North Carolina State Elections Board Files Brief in Defense of its Independent Candidate Petition Law

On October 1, the North Carolina State Board of Elections filed this brief in Kopitke v Bell. That is the lawsuit filed by an independent presidential candidate, Kyle Kopitke, and an independent U.S. House candidate, Greg Buscemi. The North Carolina independent candidate petition is due March 3, 2020, which is clearly unconstitutional as applied to independent presidential candidates under the U.S. Supreme Court decision Anderson v Celebrezze.

The state’s brief is lengthy, but nowhere mentions that glaring flaw in the law. The lawsuit also challenges the statewide independent law because it requires approximately six times as many signatures for an independent as for a new party. That violates a U.S. District Court decision from North Carolina, DeLaney v Bartlett. The state’s brief says DeLaney v Bartlett is no longer good law.

The lawsuit also challenges the law that requires declared write-in candidates to file a petition of 500 signatures (for statewide office). The state says that law is “de minimus” and need not be defended because it is so easy. In practice, though, it is not easy, and many significant presidential candidates tried and failed to meet it, including Ralph Nader in 2000, Jill Stein in 2012, and Evan McMullin in 2016. The basis for the challenge is that there is no state interest in requiring a petition for a write-in candidate, because a write-in candidate’s name does not contribute to a cluttered ballot.
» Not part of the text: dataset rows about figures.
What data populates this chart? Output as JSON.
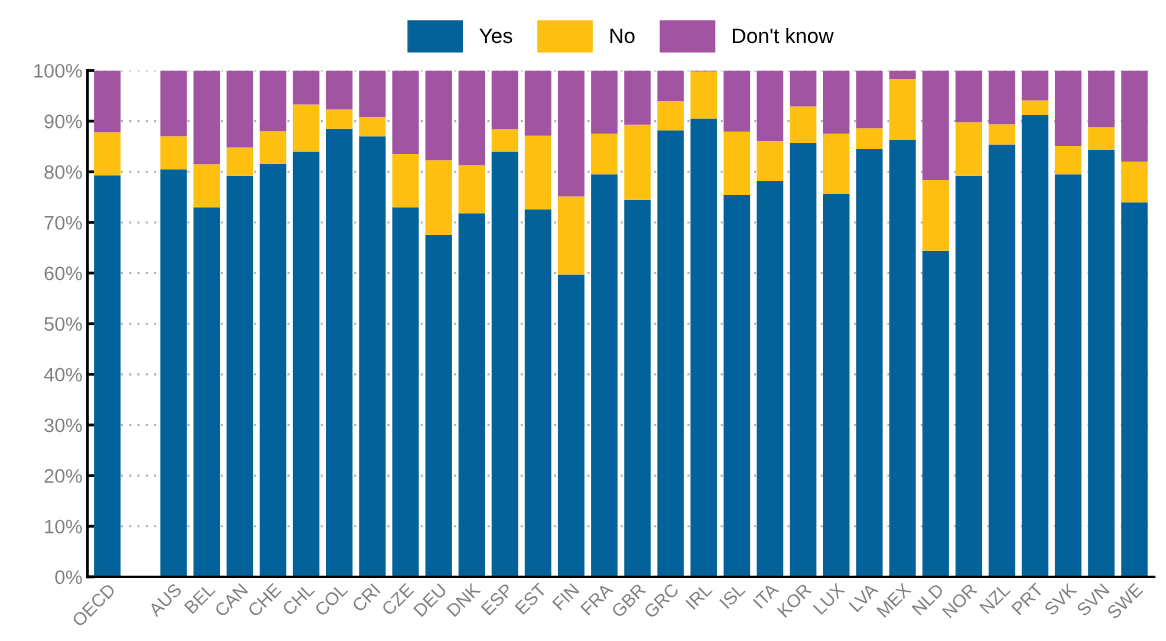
{
  "chart_data": {
    "type": "bar",
    "stacked": true,
    "categories": [
      "OECD",
      null,
      "AUS",
      "BEL",
      "CAN",
      "CHE",
      "CHL",
      "COL",
      "CRI",
      "CZE",
      "DEU",
      "DNK",
      "ESP",
      "EST",
      "FIN",
      "FRA",
      "GBR",
      "GRC",
      "IRL",
      "ISL",
      "ITA",
      "KOR",
      "LUX",
      "LVA",
      "MEX",
      "NLD",
      "NOR",
      "NZL",
      "PRT",
      "SVK",
      "SVN",
      "SWE"
    ],
    "series": [
      {
        "name": "Yes",
        "color": "#04629a",
        "values": [
          79.3,
          null,
          80.5,
          73.0,
          79.2,
          81.6,
          84.0,
          88.5,
          87.0,
          73.0,
          67.5,
          71.8,
          84.0,
          72.6,
          59.7,
          79.5,
          74.5,
          88.2,
          90.5,
          75.4,
          78.2,
          85.7,
          75.6,
          84.5,
          86.3,
          64.4,
          79.2,
          85.4,
          91.2,
          79.5,
          84.3,
          74.0
        ]
      },
      {
        "name": "No",
        "color": "#fdc010",
        "values": [
          8.5,
          null,
          6.5,
          8.5,
          5.6,
          6.4,
          9.3,
          3.8,
          3.8,
          10.5,
          14.8,
          9.5,
          4.4,
          14.5,
          15.4,
          8.0,
          14.8,
          5.8,
          9.3,
          12.5,
          7.9,
          7.2,
          11.9,
          4.1,
          12.0,
          14.0,
          10.6,
          4.0,
          2.9,
          5.6,
          4.5,
          8.0
        ]
      },
      {
        "name": "Don't know",
        "color": "#a154a1",
        "values": [
          12.2,
          null,
          13.0,
          18.5,
          15.2,
          12.0,
          6.7,
          7.7,
          9.2,
          16.5,
          17.7,
          18.7,
          11.6,
          12.9,
          24.9,
          12.5,
          10.7,
          6.0,
          0.2,
          12.1,
          13.9,
          7.1,
          12.5,
          11.4,
          1.7,
          21.6,
          10.2,
          10.6,
          5.9,
          14.9,
          11.2,
          18.0
        ]
      }
    ],
    "ylim": [
      0,
      100
    ],
    "yticks": [
      {
        "value": 0,
        "label": "0%"
      },
      {
        "value": 10,
        "label": "10%"
      },
      {
        "value": 20,
        "label": "20%"
      },
      {
        "value": 30,
        "label": "30%"
      },
      {
        "value": 40,
        "label": "40%"
      },
      {
        "value": 50,
        "label": "50%"
      },
      {
        "value": 60,
        "label": "60%"
      },
      {
        "value": 70,
        "label": "70%"
      },
      {
        "value": 80,
        "label": "80%"
      },
      {
        "value": 90,
        "label": "90%"
      },
      {
        "value": 100,
        "label": "100%"
      }
    ],
    "grid": "y",
    "legend": "top"
  }
}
U.S. District Court Judge Explains Why He Enjoined the California Tax Returns-Ballot Law on September 19

On October 1, U.S. District Court Judge Morrison England issued a 24-page opinion, explaining why he had orally enjoined California’s new tax returns-ballot bill on September 19. The judge says the law violates the Constitution in multiple ways: it adds a qualification; it violates voting rights; it violates equal protection; and it is preempted by a federal law that already requires federal employees (including President Trump) to fill out certain financial disclosure forms. It violates equal protection because it doesn’t apply to independent or write-in candidates.

There are five cases combined, but the case listed first in the opinion is the one that was filed first in the eastern district. Jerry Griffin, the first-named plaintiff in that particular case, is a registered Republican voter. Therefore, almost by a random process, this case will probably go down in the history books as Griffin v Padilla.

The opinion says that the law’s proponents have exaggerated when they have said that all presidential candidates starting in the 1970’s revealed their tax returns. Among the presidential candidates listed in the opinion who didn’t release them is Ralph Nader. Also the opinion points out that President Gerald Ford never released his tax returns, although he did release a summary of his tax returns.

Sarasota, Florida Daily Newspaper Carries Op-Ed on Florida Top-Two Initiative

The Sarasota Herald-tribune has this op-ed by the chair of the Florida Republican Party about the top-two initiative that is likely to qualify for the Florida 2020 ballot. State Senator Joe Gruters correctly points out that the top-two initiative is not an initiative for an “open primary.” He also says that while proponents claim their initiative would promote centrist politics, that has not happened in California, which continues to have the most polarized legislature in the nation after nine years of the top-two system.